Bolsonaro gosta de jogar para a plateia e comanda um governo movido a incompetência pura. Mas também sabe acionar os botões da máquina de destruição operada por seus subordinados –tanto que, horas depois da "posição de internet" sobre a Coronavac, o número dois do Ministério da Saúde anunciou que não havia acordo para adquirir a vacina.

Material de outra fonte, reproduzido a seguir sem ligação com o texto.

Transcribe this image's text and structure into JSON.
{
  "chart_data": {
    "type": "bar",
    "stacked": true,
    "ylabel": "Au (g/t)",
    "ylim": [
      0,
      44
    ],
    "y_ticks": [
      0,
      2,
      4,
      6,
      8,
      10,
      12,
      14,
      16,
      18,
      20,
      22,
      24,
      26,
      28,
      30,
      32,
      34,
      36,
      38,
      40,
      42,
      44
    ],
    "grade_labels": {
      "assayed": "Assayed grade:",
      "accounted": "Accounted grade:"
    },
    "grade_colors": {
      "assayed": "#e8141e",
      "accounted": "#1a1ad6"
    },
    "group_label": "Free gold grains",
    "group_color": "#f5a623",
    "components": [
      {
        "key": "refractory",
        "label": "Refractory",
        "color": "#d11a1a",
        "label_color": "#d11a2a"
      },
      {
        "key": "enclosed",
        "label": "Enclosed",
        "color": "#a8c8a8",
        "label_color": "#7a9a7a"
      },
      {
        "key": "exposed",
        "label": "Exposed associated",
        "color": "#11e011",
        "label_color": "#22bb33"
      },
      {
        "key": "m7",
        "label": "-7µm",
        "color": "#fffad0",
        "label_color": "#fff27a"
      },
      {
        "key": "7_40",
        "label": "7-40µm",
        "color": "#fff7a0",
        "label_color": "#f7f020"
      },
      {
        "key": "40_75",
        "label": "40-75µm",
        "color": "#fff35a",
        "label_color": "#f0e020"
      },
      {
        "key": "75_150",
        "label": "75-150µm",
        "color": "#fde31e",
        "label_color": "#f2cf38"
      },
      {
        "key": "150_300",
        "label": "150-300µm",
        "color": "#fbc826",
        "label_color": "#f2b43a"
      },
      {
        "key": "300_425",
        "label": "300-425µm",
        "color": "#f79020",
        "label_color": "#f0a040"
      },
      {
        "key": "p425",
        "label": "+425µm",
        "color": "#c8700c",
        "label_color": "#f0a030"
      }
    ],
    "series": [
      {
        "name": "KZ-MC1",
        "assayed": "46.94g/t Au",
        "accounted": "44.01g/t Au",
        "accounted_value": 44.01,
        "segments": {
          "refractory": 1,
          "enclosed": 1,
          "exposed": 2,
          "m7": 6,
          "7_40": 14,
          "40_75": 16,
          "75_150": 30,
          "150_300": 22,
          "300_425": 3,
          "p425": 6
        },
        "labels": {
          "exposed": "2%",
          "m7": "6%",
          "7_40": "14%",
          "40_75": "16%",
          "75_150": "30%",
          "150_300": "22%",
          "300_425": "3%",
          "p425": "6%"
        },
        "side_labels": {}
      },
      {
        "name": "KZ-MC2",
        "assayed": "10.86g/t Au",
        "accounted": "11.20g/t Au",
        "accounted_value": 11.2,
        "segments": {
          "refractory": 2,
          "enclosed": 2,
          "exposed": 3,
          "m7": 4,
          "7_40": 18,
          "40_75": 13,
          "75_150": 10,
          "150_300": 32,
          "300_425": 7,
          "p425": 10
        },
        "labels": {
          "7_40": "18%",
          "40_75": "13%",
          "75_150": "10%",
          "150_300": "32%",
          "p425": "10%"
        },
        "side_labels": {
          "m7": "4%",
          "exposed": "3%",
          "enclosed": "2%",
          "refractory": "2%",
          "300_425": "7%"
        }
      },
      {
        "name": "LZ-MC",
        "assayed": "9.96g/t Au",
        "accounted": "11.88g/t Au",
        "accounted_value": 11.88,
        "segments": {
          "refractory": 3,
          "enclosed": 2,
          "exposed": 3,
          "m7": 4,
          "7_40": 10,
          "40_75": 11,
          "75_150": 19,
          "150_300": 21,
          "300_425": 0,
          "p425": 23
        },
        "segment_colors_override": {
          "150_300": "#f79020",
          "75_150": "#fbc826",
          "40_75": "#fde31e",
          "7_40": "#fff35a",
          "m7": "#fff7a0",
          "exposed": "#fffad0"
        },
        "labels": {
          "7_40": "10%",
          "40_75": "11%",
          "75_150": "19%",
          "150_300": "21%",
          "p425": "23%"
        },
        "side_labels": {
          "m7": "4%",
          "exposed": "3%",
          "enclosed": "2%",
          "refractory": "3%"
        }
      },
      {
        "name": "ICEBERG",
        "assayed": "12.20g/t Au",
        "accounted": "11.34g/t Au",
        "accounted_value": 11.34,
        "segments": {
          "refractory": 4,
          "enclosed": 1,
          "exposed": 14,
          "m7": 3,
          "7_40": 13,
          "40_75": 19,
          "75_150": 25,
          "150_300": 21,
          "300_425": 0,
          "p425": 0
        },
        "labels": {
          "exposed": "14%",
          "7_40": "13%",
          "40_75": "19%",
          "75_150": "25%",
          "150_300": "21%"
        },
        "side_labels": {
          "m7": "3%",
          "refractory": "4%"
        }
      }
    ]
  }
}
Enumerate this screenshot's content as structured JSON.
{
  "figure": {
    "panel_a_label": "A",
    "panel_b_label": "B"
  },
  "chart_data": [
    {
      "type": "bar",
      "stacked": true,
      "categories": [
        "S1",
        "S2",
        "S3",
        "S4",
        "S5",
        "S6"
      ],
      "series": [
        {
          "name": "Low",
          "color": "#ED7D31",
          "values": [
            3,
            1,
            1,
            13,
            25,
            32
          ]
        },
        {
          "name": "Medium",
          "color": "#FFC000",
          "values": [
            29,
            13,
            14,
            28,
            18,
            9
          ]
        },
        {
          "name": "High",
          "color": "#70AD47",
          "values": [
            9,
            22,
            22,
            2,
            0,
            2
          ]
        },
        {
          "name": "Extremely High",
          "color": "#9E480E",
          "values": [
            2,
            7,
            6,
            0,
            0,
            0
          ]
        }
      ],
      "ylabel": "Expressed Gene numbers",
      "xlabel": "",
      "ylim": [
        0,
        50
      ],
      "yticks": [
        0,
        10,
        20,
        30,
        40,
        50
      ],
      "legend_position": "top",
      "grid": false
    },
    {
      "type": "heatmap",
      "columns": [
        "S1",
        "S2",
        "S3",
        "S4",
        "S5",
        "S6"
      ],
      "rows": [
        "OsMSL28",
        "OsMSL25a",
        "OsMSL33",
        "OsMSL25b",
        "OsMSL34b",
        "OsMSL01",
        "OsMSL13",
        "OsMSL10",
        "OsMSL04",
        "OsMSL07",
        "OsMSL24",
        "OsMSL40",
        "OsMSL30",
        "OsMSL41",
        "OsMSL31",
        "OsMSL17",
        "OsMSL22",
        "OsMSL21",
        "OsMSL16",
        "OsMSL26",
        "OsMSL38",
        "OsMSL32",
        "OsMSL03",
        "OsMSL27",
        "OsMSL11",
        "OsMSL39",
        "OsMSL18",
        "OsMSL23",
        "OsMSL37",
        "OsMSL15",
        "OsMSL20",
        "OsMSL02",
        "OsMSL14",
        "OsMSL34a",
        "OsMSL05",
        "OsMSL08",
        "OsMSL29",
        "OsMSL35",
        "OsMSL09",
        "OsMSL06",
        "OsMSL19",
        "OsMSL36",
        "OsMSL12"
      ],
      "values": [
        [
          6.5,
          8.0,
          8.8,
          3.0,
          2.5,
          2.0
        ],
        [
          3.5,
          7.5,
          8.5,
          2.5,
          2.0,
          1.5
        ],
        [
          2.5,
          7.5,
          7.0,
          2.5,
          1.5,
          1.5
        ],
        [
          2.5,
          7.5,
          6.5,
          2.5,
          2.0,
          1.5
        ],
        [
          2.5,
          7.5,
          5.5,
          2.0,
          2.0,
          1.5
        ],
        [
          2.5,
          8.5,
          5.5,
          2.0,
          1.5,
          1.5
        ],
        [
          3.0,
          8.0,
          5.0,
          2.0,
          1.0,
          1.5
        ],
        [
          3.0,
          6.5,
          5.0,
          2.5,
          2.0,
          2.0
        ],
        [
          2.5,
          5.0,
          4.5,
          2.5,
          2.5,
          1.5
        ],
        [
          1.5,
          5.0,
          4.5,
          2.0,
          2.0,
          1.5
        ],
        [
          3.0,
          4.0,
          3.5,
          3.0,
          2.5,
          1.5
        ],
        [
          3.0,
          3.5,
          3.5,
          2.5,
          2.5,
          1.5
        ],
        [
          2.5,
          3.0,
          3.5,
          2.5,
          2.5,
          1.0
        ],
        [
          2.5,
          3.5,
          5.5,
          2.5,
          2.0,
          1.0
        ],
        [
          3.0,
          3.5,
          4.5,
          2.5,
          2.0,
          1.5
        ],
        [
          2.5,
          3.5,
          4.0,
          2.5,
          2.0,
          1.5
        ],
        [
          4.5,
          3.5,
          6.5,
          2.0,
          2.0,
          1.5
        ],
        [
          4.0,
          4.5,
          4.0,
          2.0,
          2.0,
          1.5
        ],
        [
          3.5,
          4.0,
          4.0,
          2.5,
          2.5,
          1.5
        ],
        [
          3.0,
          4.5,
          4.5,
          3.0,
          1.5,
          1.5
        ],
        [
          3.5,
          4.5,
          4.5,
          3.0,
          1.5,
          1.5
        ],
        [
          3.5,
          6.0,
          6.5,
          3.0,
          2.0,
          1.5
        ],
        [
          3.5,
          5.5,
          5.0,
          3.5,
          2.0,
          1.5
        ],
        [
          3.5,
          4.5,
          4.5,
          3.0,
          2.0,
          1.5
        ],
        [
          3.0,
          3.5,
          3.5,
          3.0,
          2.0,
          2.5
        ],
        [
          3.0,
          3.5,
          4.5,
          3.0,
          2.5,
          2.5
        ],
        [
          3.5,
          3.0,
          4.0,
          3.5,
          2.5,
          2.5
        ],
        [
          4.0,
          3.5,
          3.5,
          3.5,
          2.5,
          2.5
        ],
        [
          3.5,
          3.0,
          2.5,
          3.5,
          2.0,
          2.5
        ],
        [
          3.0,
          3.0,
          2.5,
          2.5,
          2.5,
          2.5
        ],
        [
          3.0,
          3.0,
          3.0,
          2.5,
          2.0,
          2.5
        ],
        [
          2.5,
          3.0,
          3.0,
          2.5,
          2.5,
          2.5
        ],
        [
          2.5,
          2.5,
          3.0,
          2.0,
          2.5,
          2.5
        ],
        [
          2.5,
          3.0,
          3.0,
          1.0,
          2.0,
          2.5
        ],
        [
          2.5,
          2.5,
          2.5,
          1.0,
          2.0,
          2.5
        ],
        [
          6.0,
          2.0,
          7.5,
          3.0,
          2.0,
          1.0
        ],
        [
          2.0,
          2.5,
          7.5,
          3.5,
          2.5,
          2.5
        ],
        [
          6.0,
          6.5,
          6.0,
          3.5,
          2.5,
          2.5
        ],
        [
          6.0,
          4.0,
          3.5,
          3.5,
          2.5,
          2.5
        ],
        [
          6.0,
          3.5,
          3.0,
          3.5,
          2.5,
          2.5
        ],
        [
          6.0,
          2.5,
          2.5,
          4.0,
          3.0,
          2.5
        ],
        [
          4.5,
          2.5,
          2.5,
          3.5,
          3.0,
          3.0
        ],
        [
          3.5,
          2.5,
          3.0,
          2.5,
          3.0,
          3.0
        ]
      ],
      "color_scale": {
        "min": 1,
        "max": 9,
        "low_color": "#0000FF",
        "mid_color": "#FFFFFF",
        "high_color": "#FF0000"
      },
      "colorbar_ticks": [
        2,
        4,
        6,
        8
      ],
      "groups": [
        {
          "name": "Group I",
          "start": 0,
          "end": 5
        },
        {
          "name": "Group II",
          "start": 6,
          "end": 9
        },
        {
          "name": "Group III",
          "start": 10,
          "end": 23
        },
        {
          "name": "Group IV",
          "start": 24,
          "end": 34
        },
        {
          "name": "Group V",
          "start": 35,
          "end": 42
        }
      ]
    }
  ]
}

As tentativas de interferência no Enem
seguem esse mesmo processo. Assim que foi eleito, Bolsonaro avisou que cortaria
do exame questões ligadas a temas de sexualidade e gênero. Acrescentou que
faria isso porque o governo passaria a "tomar
conhecimento da prova antes".
O presidente apertou a tecla. No início do
mandato, uma comissão vetou perguntas consideradas sensíveis, e o exame deixou
de abordar a ditadura militar pela primeira vez desde 2009. Depois, o órgão
responsável pelo Enem propôs a criação de um tribunal para analisar a adequação
da prova a "valores morais".
Nas últimas semanas, servidores dizem ter
sofrido pressão para alterar o exame deste ano. Bolsonaro alegou que a prova
era um instrumento de "ativismo político" e que as questões passariam
a ter "a cara do governo". O pastor Milton Ribeiro, ministro da
Educação, negou
que tenha recebido "ordem de cima" para fazer uma devassa
ideológica no Enem. Nem precisava.
A educação é o campo de batalha favorito de
Bolsonaro em sua guerra cultural. Quando precisa escapar de notícias ruins e
animar sua base, o presidente espalha desinformação sobre escolas e faz
investidas políticas contra universidades. Com a economia patinando, ele deve
renovar seu rol de absurdos nessa área para reconquistar o voto conservador.